The store's fifth-floor Tea Room, the scene of countless high-society soirees, was down to 10 menus and forced to use plastic cutlery in the store's final days.

"Any silver with BW on it disappeared," said one employee. "It was obviously going into handbags and suit pockets."

Menus disappeared as well. While that could be made up with photocopies, silverware doesn't Xerox so well.

If there's a bright side to this, it's that somewhere someone is stirring a cup of tea with a souvenir that is keeping alive the memory of what was L.A.'s greatest store.

But Not Fit for Oscar

Since there is now "the director's cut" in filmmaking, it's only natural the art should evolve to "the tailor's cut."

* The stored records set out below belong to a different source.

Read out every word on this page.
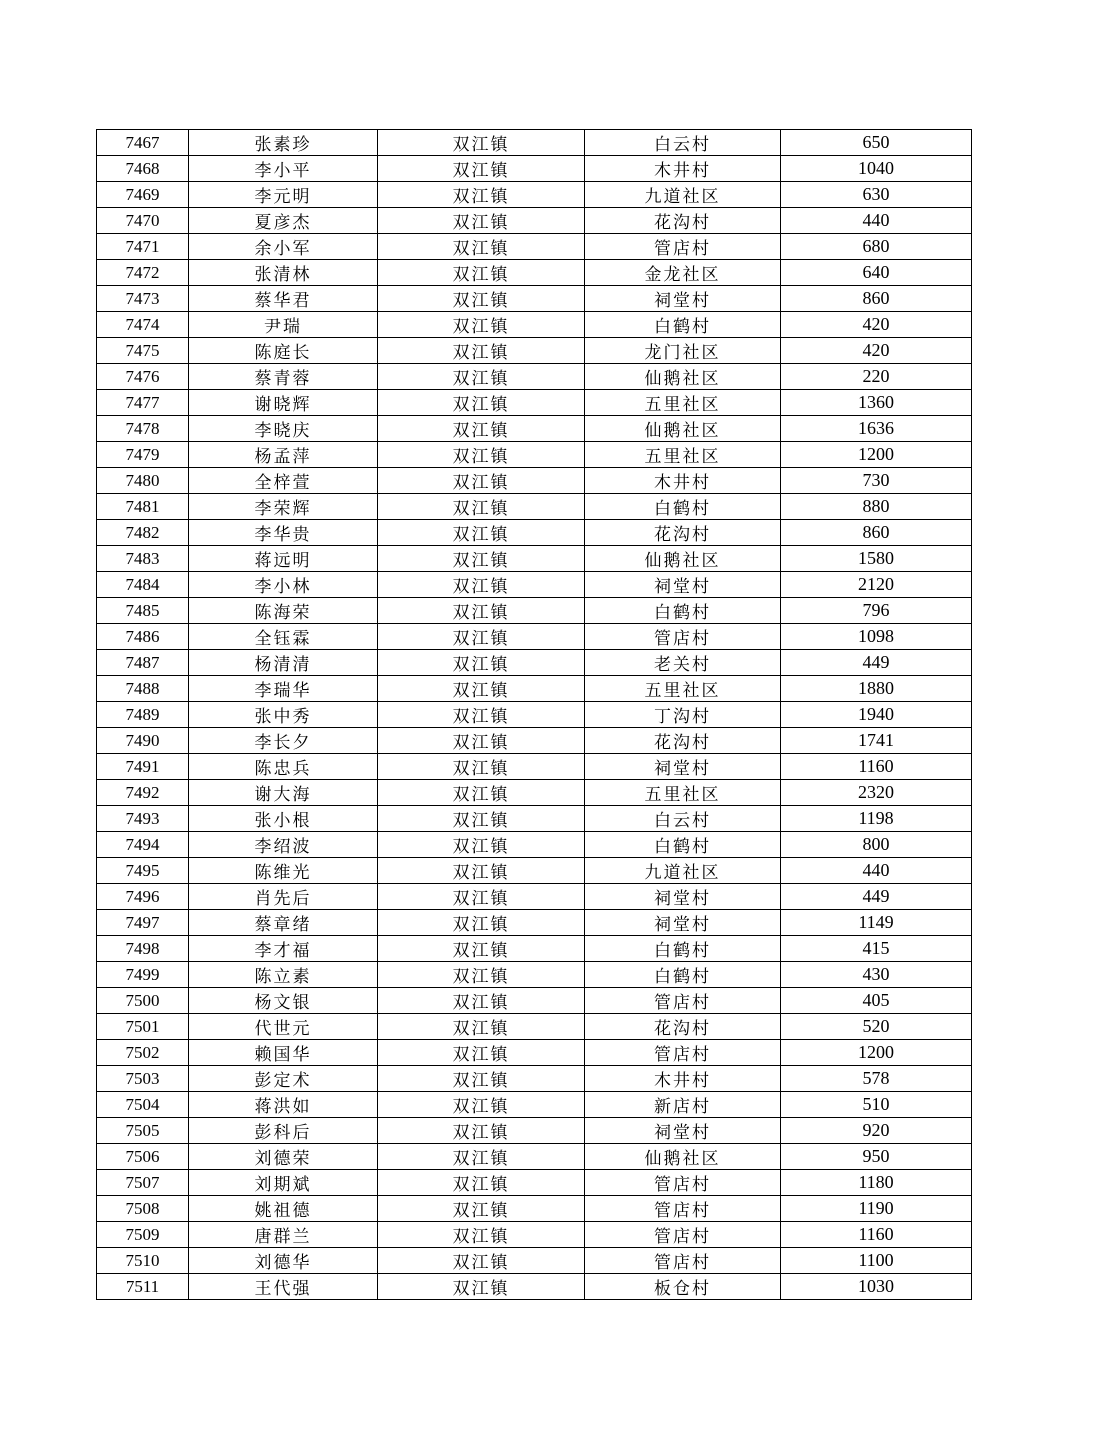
7467	张素珍	双江镇	白云村	650
7468	李小平	双江镇	木井村	1040
7469	李元明	双江镇	九道社区	630
7470	夏彦杰	双江镇	花沟村	440
7471	余小军	双江镇	管店村	680
7472	张清林	双江镇	金龙社区	640
7473	蔡华君	双江镇	祠堂村	860
7474	尹瑞	双江镇	白鹤村	420
7475	陈庭长	双江镇	龙门社区	420
7476	蔡青蓉	双江镇	仙鹅社区	220
7477	谢晓辉	双江镇	五里社区	1360
7478	李晓庆	双江镇	仙鹅社区	1636
7479	杨孟萍	双江镇	五里社区	1200
7480	全梓萱	双江镇	木井村	730
7481	李荣辉	双江镇	白鹤村	880
7482	李华贵	双江镇	花沟村	860
7483	蒋远明	双江镇	仙鹅社区	1580
7484	李小林	双江镇	祠堂村	2120
7485	陈海荣	双江镇	白鹤村	796
7486	全钰霖	双江镇	管店村	1098
7487	杨清清	双江镇	老关村	449
7488	李瑞华	双江镇	五里社区	1880
7489	张中秀	双江镇	丁沟村	1940
7490	李长夕	双江镇	花沟村	1741
7491	陈忠兵	双江镇	祠堂村	1160
7492	谢大海	双江镇	五里社区	2320
7493	张小根	双江镇	白云村	1198
7494	李绍波	双江镇	白鹤村	800
7495	陈维光	双江镇	九道社区	440
7496	肖先后	双江镇	祠堂村	449
7497	蔡章绪	双江镇	祠堂村	1149
7498	李才福	双江镇	白鹤村	415
7499	陈立素	双江镇	白鹤村	430
7500	杨文银	双江镇	管店村	405
7501	代世元	双江镇	花沟村	520
7502	赖国华	双江镇	管店村	1200
7503	彭定术	双江镇	木井村	578
7504	蒋洪如	双江镇	新店村	510
7505	彭科后	双江镇	祠堂村	920
7506	刘德荣	双江镇	仙鹅社区	950
7507	刘期斌	双江镇	管店村	1180
7508	姚祖德	双江镇	管店村	1190
7509	唐群兰	双江镇	管店村	1160
7510	刘德华	双江镇	管店村	1100
7511	王代强	双江镇	板仓村	1030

Both the clothes and the guests will be starring in scenes from "Lawrence of Arabia" shown on video screens at the Beverly Hills Emporio Armani benefit for the Pediatric AIDS Foundation in early May.

Selected party-goers will be dressed in the Italian designer's spring collection and filmed, then, through the use of "blue screen" editing techniques, superimposed into scenes from David Lean's epic. This is somewhat like the "Casablanca" Coca-Cola commercials, but with slightly more subliminal advertising.

The 30-second epics will later run on monitors in the store's window--which probably won't qualify anyone for Oscar consideration.

Doubles All Around

This might be a sign of the continuing recession, comparison shopping taken to extreme or the female equivalent of soldiers getting tattoos together: The waitress staff of a high-profile West L. A. eatery recently traveled en masse to Phoenix for what is colloquially known as a "boob job."

"Their spirits have been notably lifted as well," reported a fellow employee.